This project provides tools for generating synthetic power grid data, processing real power grid measurements, and discriminating between real and simulated scenarios using machine learning.
This code supports a paper accepted at the 11th ACM Cyber-Physical System Security Workshop (CPSS'25). The preprint is available on Arxiv.
Cite this repository as follows:
@inproceedings{donadel2025simprocess,
title={SimProcess: High Fidelity Simulation of Noisy ICS Physical Processes},
author={Donadel, Denis and Crestanello, Gabriele and Morandini, Giulio and Antonioli, Daniele and Conti, Mauro and Merro, Massimo},
booktitle={Proceedings of the 11th ACM Cyber-Physical System Security Workshop},
pages={1--12},
year={2025},
organization={ACM Press}
}
SimProcess is a comprehensive framework designed to work with power grid data from both simulated and real sources. It enables researchers and engineers to generate synthetic power system data, analyze real-world measurements, and develop models that can distinguish between authentic and synthetic signals.
The repository is organized into three main components:
The core analysis framework that processes power system data and classifies signals as real or simulated:
- simprocess: Core library with feature extraction, machine learning, and analysis capabilities
- tools: Utility scripts for data handling
- main.py: Primary entry point for the SimProcess framework
- workflow_example.py: Example script showing a complete analysis pipeline
This directory contains different implementations of power grid simulators:
- Mosaik: Generator based on the Mosaik co-simulation framework
- Pandapower: Generator based on the Pandapower network calculation framework
- VariationalRecurrentNeuralNetwork: VRAE-based generator for power system data
Tools for working with the Electric Power and Intelligent Control (EPIC) dataset:
- preprocessor.py: Utility for transforming EPIC dataset measurements to the standardized format used by SimProcess
- Additional support files for EPIC data integration
- Synthetic Data Generation: Multiple approaches to generate realistic power grid data with configurable noise profiles
- Multi-level Noise Modeling: Support for layered noise types including Gaussian, uniform, Laplace, impulse, and more
- Feature Extraction: Statistical feature extraction from time series data
- Machine Learning Classification: Models to discriminate between real and simulated signals
- Visualization Tools: Comprehensive plotting and analysis utilities
- Pipeline Integration: End-to-end workflow from data generation/collection to final classification
The framework works with both synthetic and real-world datasets:
- Synthetic Data: Generated using the Mosaik and Pandapower simulators
- Real Data: EPIC dataset from the Singapore University of Technology and Design (SUTD)
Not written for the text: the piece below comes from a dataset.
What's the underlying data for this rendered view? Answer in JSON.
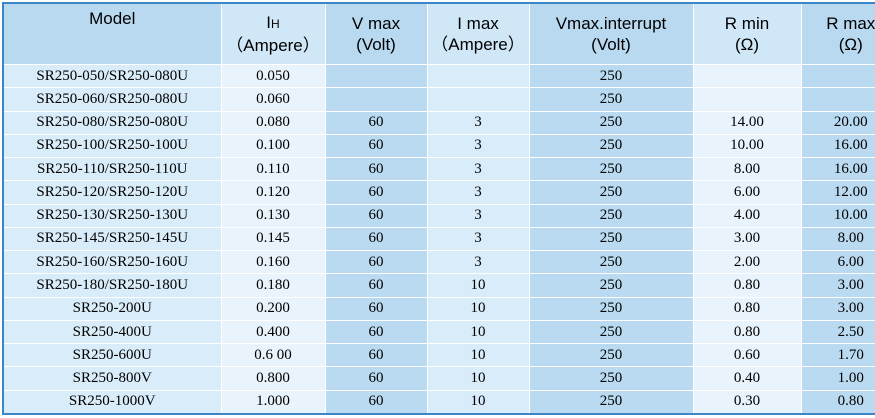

The EPIC dataset can be requested from iTrust, Centre for Research in Cyber Security at SUTD: https://itrust.sutd.edu.sg/itrust-labs_datasets/dataset_info/
The repository includes several README files with detailed instructions for each component:
- See Discriminator/README.md for SimProcess analysis framework documentation
- See Generators/Mosaik/README.md and Generators/Pandapower/README.md for data generation tools
- See EPIC/README.md for information on processing real-world power grid data
MIT License